March 15, 2017
Activities /
Posted by NCID

On March 13th, Juan Pablo Rud from Royal Holloway at the University of London, who is also a fellow at IFS, presented his paper titled: “Extreme Weather, Climate Change, and Agricultural Productivity: Effects and Responses in Rural Peru.” This topic is of special importance for the livelihood of poor farming households in developing regions since estimates predict a temperature increase of 2ºC in tropical regions, which could harm wheat, maize and rice crop yields. The paper sets out to examine the effects of extreme weather in poor agricultural areas in Peru, using data from a monthly survey to agricultural households. One contribution of their research is to geo-match household information with high-frequency satellite data on daylight temperature and total accumulation.

Using a production model approach, Rud pins down how extreme weather events decrease total factor productivity, and most importantly, relates this to a decrease in yields, which is defined in the paper as output per unit of land used.

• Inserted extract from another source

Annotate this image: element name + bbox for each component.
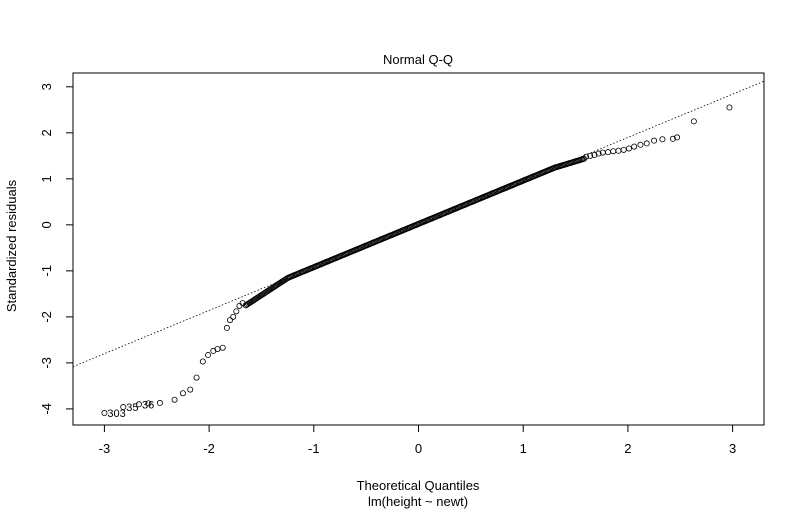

This is achieved by considering that conditions not only have an impact in a botanical setting, but also, in an economic setting, such that adjustments are made by producers who face imperfect markets and various constraints that hinder complete mitigation.

Rud considers nonlinearities in the relationship between temperatures and yields which are found in the literature. That is, only if temperatures are too high- or too low- will they negatively impact yields. Considering that Peru is not prone to frosting or hail, Rud only considers high temperatures. Thus, three sets of measurements, which count degree days (DD), high degree days (HDD) and very high degree days (HDD), are constructed. The threshold temperature- namely the highest degree after which a day is considered a HDD- with the highest explanatory power was chosen. Geographical variation was considered as well. In Peru, the coast is warmer and wealthier, on average, than the highlands.

Results suggest that HDD are considerably harmful to total factor productivity across both regions. However, mitigation methods differ. In the coast, high temperatures have a negative impact on output and producers adjust by hiring less paid labor and relying more on labor supplied by family members. Conversely, the highlands, which are closer to subsistence levels, increase their use of land such that output does not fall.

Ultimately, Rud simulates several climate change scenarios by assuming different temperature increases, uniformly, across the coast and highlands. It seems that, on average, the coast would incur great losses while the highlands would benefit from higher temperatures. Therefore, their simulations predict a redistribution effect because of climate change.